— From Staff Reports,
ATLANTA — The State Elections Board voted Tuesday to post for public comment updated rules for county officials to run elections on Georgia’s new paper ballot system, another key step in the implementation of the largest voting system rollout in U.S. history.
An important aspect of the rules are procedures for maintaining the integrity of the touchscreen ballot-marking devises, known as BMDs. The rules require county poll managers to test each BMD before every election to ensure that voters’ selections will be accurately printed on the ballots.
“These rules, and the verification procedures they contemplate, are critical in assuring voters that their choices will be recorded faithfully and counted accurately,” Secretary of State Brad Raffensperger, chairman of the five-member State Elections Board, said in a news release.
The proposed rules reflect best practices recommended by election-security experts and House Bill 316 passed earlier this year by the Georgia General Assembly. They also incorporate comments from the American Civil Liberties Union, the Democratic Party of Georgia, the Brennan Center for Justice, and a working group of local election officials.

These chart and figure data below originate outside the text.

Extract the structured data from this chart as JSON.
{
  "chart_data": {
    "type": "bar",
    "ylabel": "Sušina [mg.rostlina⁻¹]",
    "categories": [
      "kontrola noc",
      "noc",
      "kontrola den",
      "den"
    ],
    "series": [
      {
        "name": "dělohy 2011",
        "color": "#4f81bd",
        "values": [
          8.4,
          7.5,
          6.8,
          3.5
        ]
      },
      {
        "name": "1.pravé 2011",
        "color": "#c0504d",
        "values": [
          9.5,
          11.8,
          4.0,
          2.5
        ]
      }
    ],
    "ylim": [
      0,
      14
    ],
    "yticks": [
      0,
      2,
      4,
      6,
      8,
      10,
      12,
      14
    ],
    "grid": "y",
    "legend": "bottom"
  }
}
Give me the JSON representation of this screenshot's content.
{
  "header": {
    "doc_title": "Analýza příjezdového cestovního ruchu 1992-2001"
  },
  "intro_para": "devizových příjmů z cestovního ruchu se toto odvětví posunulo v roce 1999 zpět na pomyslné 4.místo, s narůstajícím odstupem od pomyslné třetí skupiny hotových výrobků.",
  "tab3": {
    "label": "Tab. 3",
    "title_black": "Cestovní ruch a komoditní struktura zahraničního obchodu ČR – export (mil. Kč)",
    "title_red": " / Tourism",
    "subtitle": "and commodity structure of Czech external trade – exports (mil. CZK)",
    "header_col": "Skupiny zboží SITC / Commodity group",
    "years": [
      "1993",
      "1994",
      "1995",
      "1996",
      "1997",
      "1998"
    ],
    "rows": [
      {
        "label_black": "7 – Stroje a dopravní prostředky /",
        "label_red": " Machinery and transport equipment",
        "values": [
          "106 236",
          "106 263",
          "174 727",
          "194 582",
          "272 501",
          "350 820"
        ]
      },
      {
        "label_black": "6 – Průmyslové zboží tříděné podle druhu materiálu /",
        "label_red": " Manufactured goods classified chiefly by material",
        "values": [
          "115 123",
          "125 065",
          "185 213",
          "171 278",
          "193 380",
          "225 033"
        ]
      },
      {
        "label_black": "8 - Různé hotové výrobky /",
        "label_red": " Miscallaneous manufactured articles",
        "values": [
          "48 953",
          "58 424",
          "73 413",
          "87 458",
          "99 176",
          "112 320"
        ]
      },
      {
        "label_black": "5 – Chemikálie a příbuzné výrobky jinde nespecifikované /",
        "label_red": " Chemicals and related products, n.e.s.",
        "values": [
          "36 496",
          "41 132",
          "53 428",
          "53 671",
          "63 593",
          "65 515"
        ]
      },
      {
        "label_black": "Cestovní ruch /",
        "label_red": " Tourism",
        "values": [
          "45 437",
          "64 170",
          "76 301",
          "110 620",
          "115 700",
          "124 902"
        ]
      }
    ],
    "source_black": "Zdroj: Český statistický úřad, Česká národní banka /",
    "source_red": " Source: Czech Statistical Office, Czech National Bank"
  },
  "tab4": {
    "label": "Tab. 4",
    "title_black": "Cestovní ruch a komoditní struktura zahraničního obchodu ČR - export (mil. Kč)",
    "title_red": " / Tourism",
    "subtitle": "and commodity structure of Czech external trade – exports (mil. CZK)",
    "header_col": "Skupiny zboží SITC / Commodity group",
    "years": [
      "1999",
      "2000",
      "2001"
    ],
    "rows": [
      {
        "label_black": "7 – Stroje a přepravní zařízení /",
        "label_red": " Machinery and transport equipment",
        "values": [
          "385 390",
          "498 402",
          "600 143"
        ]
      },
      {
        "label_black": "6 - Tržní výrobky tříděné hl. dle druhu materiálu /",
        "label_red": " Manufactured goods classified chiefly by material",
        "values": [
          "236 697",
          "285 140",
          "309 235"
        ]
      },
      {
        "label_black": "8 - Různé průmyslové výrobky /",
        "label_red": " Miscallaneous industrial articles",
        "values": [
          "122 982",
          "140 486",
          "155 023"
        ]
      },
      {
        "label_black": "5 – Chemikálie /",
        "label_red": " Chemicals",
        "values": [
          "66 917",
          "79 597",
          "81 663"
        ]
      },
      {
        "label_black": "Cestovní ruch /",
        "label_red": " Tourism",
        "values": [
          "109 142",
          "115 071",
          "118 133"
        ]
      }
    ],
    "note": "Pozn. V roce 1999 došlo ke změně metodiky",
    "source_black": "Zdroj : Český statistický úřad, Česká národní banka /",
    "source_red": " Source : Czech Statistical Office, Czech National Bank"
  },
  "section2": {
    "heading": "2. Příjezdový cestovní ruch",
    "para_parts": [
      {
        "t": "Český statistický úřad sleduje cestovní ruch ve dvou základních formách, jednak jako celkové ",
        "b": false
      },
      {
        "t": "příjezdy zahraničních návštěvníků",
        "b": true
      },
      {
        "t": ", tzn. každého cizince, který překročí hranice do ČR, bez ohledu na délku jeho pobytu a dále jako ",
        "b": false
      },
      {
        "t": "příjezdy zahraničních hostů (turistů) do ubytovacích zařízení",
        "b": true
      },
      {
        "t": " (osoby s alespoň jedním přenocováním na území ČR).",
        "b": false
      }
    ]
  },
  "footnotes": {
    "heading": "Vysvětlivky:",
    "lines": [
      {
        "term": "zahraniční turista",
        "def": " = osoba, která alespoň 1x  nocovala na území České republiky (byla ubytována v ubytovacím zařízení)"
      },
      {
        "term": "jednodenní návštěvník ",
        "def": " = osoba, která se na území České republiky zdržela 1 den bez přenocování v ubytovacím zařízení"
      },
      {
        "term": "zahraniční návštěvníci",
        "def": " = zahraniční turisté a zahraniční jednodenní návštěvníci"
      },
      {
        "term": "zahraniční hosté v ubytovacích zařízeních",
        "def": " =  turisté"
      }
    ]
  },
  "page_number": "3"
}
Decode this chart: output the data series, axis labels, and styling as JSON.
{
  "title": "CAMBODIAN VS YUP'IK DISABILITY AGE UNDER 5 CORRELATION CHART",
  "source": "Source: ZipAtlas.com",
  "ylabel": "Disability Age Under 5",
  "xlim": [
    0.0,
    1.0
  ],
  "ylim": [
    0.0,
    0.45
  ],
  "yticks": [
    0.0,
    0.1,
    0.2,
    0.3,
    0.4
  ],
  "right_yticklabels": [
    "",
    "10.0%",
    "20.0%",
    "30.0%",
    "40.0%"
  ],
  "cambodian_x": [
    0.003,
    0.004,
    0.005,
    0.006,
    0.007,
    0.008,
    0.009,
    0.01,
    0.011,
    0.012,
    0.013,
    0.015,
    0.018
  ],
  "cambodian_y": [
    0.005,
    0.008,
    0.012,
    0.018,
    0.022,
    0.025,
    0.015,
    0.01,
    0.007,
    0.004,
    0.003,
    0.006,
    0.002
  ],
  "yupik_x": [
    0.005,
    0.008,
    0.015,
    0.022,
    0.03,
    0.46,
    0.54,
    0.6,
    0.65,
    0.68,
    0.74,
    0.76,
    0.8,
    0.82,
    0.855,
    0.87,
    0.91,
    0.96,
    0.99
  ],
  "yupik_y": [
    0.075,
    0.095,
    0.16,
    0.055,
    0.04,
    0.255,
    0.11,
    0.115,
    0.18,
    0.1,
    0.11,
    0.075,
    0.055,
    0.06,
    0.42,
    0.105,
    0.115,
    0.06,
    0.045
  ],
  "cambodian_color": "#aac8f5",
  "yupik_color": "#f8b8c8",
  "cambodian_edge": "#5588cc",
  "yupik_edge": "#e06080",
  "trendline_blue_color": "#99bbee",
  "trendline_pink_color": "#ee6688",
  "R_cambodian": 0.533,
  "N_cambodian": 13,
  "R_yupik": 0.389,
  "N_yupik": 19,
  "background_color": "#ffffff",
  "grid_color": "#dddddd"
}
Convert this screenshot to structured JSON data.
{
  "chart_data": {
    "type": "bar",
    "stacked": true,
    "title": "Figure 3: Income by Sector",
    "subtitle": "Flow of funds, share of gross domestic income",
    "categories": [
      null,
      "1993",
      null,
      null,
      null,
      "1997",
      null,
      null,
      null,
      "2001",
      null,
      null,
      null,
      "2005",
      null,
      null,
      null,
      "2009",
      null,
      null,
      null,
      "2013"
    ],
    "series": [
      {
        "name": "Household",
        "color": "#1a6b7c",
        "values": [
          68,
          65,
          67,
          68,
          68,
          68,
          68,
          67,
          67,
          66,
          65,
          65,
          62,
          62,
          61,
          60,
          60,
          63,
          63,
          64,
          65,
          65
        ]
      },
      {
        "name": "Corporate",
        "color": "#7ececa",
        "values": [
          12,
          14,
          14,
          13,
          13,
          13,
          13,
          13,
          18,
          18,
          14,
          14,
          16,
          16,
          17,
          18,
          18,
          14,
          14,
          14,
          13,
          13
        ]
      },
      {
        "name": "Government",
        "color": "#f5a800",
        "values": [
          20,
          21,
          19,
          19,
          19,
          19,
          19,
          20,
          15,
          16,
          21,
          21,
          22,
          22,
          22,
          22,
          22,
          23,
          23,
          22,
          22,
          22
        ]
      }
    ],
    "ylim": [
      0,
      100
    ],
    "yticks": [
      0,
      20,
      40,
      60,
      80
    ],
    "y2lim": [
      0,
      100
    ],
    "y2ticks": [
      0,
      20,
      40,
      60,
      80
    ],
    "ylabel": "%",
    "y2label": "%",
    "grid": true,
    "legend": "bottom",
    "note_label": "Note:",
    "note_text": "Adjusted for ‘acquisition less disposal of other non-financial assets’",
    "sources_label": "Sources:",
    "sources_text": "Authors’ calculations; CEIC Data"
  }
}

“The Secretary of State’s Office was so good to work with,” Executive Director of the Richmond County Board of Elections Lynn Bailey, a member of the working group, said. “They took our suggestions, and so what has resulted is something that is workable for county poll workers and also very convenient for voters. At the same time, it includes all the necessary safeguards to maintain the integrity of the elections.”
Posting of the rules Tuesday by the State Elections Board keeps on schedule the statewide implementation of the new secure paper ballot system. The panel defeated a separate set of proposals that would have delayed implementation and conflicted with election laws and court mandates.
“The State Elections Board moved forward based on bipartisan recommendations that are sensible and designed to ensure the paper ballot system is a success,” Deputy Secretary of State Jordan Fuchs said. “Unfortunately, there are fringe groups trying to derail Georgia’s paper ballot implementation. Their ideas have failed to be persuasive today as they have in the General Assembly, in multiple courts and in last year’s election.”
Georgia is replacing its first-generation electronic voting machines with a secure paper ballot system. It was piloted in six counties last month and will be used next in a special election for House District 171 on Jan. 28. Voters statewide will use them starting with the March 24 Presidential Preference Primary.
They are being demonstrated across the state in conjunction with community groups. Currently, they are on display at the Martin Luther King Jr. Center for Nonviolent Social Change through the Martin Luther King National Holiday.
Voters in the new system will make their selections by touchscreen as they have for the past 17 years, except that then they will print out their ballot and review it before casting it.
The proposed rules will be posted at sos.ga.gov later this week to sos.ga.gov/index.php/elections/state_election_board.